Se ela não fugir, mato só
no chinelo”, diz a biomédica e professora da Fundação Oswaldo Cruz – Fiocruz e
da Universidade Federal do Rio de Janeiro – UniRio Karen Friederich. É uma
caricatura que faz, ao destacar que dentro do inseticida doméstico há elementos
tóxicos, os chamados agrotóxicos urbanos.
É um produto de uso
doméstico que nem associamos aos agrotóxicos. Inseticidas usados como
bloqueador epidemiológico pelo próprio poder público vão na mesma linha. Por
exemplo, os fumacês no caso da Dengue.
E como tais substâncias
são liberadas pelas autoridades? Karen destaca que, tanto para usos domésticos
como para agricultura, os registros para liberação são baseados em testes que
não levam em conta a complexidade das substâncias.
“São testes em condições
laboratoriais onde cobaias são expostas a um determinado agrotóxico e por uma
só via”. No ambiente, somos expostos a vários tipos de agrotóxicos. Isso gera
efeitos acumulativos e essa combinação pode gerar consequências, como
predisposições cancerígenas.
Além do mais, também
podemos absorver agrotóxicos por mais de uma via. Os efeitos podem surgir “a
muito longo prazo”, explica. É por isso que órgãos como Agência Nacional de
Vigilância Sanitária – Anvisa têm a missão de regulamentar, analisar, controlar
e fiscalizar agrotóxicos. Mesmo os que já têm seu registro homologado.
Essa
revisão é
importante, pois surgem novas pesquisas que aprofundam o conhecimento sobre as
substâncias. “Além disso, há de se avaliar
tanto efeitos agudos da exposição – quando se percebe um efeito de imediato,
pouco tempo depois do contato – quanto crônicos – aqueles que podem se
manifestar muito depois”, completa. 2,4-D.
Atualmente, a grande
preocupação dos pesquisadores é com relação à liberação da nova geração de
transgênicos, resistentes ao agrotóxico 2,4-D. “Esse agrotóxico tem em sua
composição substâncias que faziam parte do Agente Laranja, usado na Guerra do
Vietnã”, explica. Por isso, o produto está na lista da Anvisa para reavaliação,
assim como o Glifosato.
“A liberação de sementes
resistentes ao Glifosato aumentou em muito seu consumo. Tememos que isso ocorra
com o 2,4-D, que tem um impacto ainda maior”, alerta Karen. E como fugir dos
agrotóxicos?
Para o agrônomo Leonardo
Melgarejo, integrante da Associação Gaúcha de Proteção ao Ambiente Natural –
Agapan, é preciso romper com a lógica do agronegócio. Produzir mais alinhado
com princípios da agroecologia. Mas para isso é preciso consumir mais alimento
agroecológico. O estímulo para isso passa por políticas públicas.

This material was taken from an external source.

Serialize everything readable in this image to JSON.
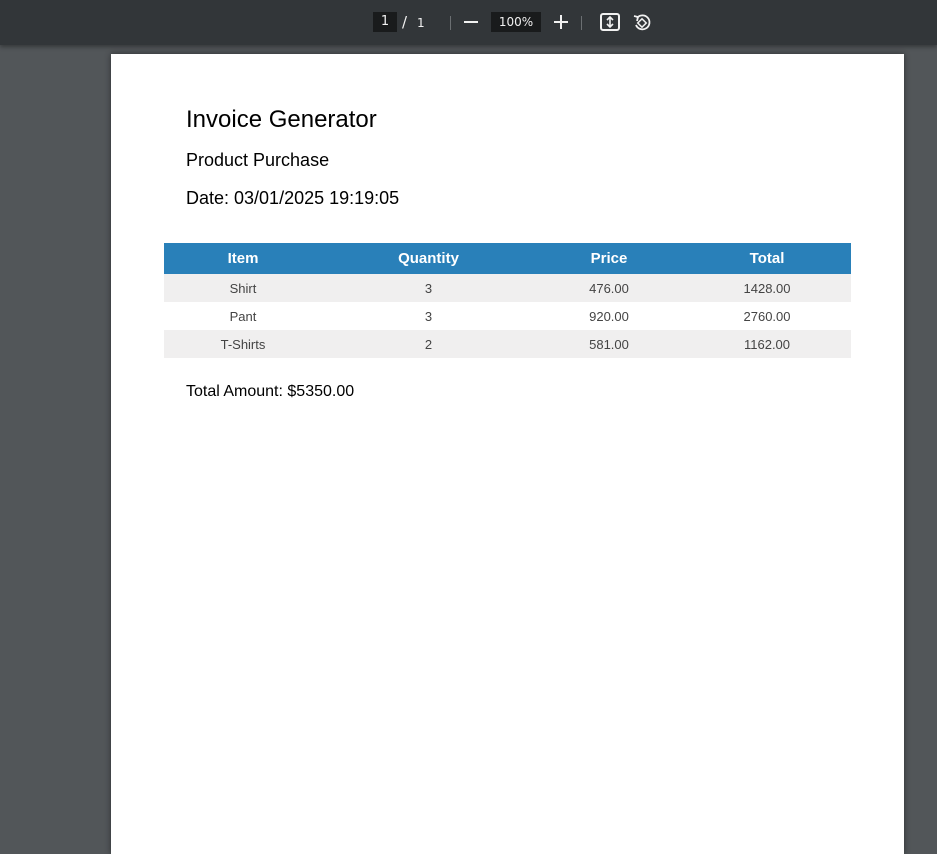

É esse o objetivo do Plano
Nacional de Agroecologia e Produção Orgânica – Planapo. Para fazer este plano
funcionar é necessária a implementação de outro, o Programa Nacional de Redução
de Agrotóxicos – Pronara. “Diminuindo o uso de agrotóxicos, caminhamos para
outros sistemas produtivos como a produção orgânica”, destaca.

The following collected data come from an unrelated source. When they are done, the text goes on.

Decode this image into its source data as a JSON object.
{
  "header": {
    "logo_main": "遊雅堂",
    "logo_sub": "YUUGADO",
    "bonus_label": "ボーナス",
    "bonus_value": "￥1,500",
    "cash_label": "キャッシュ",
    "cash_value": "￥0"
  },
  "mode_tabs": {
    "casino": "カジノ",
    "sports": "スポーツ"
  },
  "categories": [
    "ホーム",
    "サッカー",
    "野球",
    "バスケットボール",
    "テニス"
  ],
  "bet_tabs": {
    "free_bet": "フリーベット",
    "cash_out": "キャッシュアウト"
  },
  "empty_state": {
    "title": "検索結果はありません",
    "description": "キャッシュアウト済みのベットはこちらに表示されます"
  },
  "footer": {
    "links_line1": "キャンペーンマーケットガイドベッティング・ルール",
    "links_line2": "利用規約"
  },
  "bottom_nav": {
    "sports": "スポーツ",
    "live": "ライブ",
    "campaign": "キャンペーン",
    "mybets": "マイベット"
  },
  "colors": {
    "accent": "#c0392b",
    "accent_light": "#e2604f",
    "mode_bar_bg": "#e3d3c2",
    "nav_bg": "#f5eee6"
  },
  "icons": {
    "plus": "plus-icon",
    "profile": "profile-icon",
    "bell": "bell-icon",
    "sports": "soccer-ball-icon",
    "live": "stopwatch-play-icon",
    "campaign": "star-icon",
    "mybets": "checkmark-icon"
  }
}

O problema é que a pressão
do agronegócio pesa sobre o poder público. Assim, os planos acabam patinando. “Mas
nós, enquanto sociedade, temos nosso papel”. Devemos lutar contra essa
maquiagem de informação e não aceitar o retrocesso. A retirada da indicação da
presença de alimentos transgênicos no rótulo de alimentos é isso.
Sonega uma “informação e
limita o poder de escolha do consumidor”. O caminho, para Melgarejo, é buscar
fóruns em que se possa fazer pressão. Defende que é preciso saber o que está
sendo discutido sobre a legislação de agrotóxicos e transgênicos para buscar a
implementação dos planos, rompendo a cadeia do agronegócio.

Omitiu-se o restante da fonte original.